You are stronger than you might think.
You. Yes I’m talking to you. I’m talking to the single mother, the married couple, the fatherless, the parentless and in short, anyone who happens to read this message today. You are stronger than you might think. Whether you are soaring 30,000 feet above the ground and the world is just falling the way it should or you are buried beneath the rubble of a mountain sized load on top of you, you are stronger than you might think.
Don’t listen to the haters
Everyone has them. Everyone has that friend or family that doesn’t believe in them. Everyone has that nagging voice in the back of your mind telling you that you are just not capable of accomplishing the task in front of you. Successful individuals are not successful because they don’t have these voices. They are successful in spite of them. They are successful because even though they fail along the way, even though the voices get louder each time they fall, they still find a way to move forward. They still push their way through.

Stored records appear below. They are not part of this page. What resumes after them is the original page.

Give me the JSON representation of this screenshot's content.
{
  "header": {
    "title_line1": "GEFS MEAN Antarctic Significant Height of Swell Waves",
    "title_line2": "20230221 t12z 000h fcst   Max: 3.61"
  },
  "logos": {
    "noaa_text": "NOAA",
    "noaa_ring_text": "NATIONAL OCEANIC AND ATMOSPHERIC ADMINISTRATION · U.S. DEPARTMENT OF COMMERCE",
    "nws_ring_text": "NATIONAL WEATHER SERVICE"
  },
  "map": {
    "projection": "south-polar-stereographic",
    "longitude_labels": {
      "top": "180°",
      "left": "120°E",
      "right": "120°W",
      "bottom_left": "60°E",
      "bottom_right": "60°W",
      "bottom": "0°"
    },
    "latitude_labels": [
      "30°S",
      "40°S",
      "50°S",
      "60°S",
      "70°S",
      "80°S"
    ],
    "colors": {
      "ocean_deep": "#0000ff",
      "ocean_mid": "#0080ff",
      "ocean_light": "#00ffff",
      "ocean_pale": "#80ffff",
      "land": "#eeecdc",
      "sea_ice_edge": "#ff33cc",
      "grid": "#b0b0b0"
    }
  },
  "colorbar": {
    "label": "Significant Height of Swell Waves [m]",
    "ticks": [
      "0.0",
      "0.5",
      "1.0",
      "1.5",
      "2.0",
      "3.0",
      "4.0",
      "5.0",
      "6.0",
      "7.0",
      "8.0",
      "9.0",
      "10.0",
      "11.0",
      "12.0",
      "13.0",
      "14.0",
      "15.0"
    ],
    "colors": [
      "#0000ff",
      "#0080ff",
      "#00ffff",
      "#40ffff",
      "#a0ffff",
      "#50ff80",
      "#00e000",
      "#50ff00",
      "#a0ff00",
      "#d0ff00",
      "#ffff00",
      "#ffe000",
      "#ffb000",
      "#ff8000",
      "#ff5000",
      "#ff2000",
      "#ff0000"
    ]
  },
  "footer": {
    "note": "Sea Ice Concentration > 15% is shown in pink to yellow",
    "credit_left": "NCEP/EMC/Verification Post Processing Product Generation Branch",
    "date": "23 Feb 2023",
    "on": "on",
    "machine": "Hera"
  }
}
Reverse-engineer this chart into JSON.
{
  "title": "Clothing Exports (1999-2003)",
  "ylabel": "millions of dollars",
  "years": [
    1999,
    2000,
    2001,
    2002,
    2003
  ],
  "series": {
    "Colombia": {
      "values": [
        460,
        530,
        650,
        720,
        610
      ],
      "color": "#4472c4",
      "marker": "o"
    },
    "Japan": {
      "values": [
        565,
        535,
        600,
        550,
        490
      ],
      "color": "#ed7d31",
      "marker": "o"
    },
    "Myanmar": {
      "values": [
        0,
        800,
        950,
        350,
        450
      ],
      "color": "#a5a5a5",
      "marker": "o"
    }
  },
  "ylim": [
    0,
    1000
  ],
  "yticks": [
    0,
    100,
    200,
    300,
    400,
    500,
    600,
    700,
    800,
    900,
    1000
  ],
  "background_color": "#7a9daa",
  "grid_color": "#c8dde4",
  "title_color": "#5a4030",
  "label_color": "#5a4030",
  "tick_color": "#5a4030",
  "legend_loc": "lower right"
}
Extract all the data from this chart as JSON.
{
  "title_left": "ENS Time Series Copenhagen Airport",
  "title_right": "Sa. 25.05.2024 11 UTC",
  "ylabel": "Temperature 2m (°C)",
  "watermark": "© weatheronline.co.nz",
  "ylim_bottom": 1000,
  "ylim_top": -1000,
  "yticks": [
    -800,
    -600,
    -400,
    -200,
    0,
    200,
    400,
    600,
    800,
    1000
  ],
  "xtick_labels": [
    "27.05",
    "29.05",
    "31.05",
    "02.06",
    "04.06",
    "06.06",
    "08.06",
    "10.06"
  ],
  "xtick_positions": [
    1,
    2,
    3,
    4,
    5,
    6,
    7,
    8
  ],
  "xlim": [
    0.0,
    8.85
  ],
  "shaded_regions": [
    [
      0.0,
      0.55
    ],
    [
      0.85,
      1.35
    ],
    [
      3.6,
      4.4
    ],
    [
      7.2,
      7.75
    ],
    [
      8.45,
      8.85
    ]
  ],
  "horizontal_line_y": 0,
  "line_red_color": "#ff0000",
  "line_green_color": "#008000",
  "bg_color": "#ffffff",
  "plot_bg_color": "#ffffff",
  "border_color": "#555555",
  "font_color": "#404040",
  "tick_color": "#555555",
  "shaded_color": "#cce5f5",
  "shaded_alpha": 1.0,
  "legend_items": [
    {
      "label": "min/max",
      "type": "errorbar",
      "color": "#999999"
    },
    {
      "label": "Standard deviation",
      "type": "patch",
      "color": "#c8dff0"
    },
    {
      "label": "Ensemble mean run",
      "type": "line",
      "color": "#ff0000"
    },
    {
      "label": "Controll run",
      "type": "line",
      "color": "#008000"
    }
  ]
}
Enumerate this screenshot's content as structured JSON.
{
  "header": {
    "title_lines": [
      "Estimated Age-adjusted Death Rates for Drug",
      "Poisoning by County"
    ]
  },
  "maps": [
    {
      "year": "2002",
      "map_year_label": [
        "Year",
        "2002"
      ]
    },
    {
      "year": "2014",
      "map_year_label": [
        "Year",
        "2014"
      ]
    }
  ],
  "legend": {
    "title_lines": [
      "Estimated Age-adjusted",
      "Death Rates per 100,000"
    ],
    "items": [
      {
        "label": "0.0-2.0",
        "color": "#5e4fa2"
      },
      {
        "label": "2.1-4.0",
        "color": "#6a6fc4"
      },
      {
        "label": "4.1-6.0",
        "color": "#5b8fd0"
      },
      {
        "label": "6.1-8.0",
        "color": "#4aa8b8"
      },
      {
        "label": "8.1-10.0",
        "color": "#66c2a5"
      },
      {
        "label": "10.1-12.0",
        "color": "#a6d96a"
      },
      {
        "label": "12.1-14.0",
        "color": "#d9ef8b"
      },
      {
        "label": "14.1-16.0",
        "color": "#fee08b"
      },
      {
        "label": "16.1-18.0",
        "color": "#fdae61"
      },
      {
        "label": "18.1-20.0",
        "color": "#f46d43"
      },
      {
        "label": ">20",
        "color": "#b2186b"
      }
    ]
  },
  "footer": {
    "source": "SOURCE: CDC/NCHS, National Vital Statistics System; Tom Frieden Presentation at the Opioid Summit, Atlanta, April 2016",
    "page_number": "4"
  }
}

Do they catch a lucky break along the way? Often times they do but they would have never found themselves in a situation to get lucky had they quit along the way. Successful people are successful not because they are inherently smarter, more intelligent or are naturally more gifted. They are successful because they refuse to quit.
The Massive Lie That Everyone Believes
The little things don’t matter. It’s what everyone says they know is not true but deep inside, it’s what many people believe. They really do believe that the little victories don’t matter. You don’t become a great parent by winning a one time major victory or making the correct decision in a singular instance. You become a great parent by doing the little things over and over and over again. You become a great parent by pulling up the covers and kissing your kids goodnight. Even if you don’t pull up the covers over your children, simply having the desire to do so is a start. You become a great parent when you realize you are not doing some of the things you want to do and so you start today simply with the desire to change. Then you move on to making small systematic improvements that eventually lead down the path of becoming a great parent. Anyone can be a great parent for one day. The challenge is being a great parent over a lifetime.
In short, you become a great parent or a great _________ when you finally realize the little things do matter, and thus you change your own behavior by doing them. The man who gets out of the massive debt that he has doesn’t remove it over night. The 60 year old who is extremely overweight doesn’t lose all of the excess pounds in a weekend. The 30+ year smoker doesn’t become a non-smoker in a week. The successful parent, student, boss, employee, or entrepreneur don’t become great overnight. They become great by understanding that the little things do matter and that they have the capacity to do them.
Doing the hard thing
The hard thing is getting back up the 439th time after being beaten down 438 times. But that’s precisely what makes you strong and what makes you stronger than you think. You don’t even realize how many times you’ve already gotten back up. You don’t realize how many times you’ve already done the hard thing. How many times you still get up, still get out of bed and face the difficult path before you. You still manage to wake up and get the kids ready even though you didn’t sleep at all the night before because of a your newborn baby. You still manage to bake your roommates some cookies even though you just found out you bombed your test that morning. You still manage to help the stranger who needed a helping hand even though your marriage if falling apart. You are doing all of the hard things that matter but you simply don’t realize it.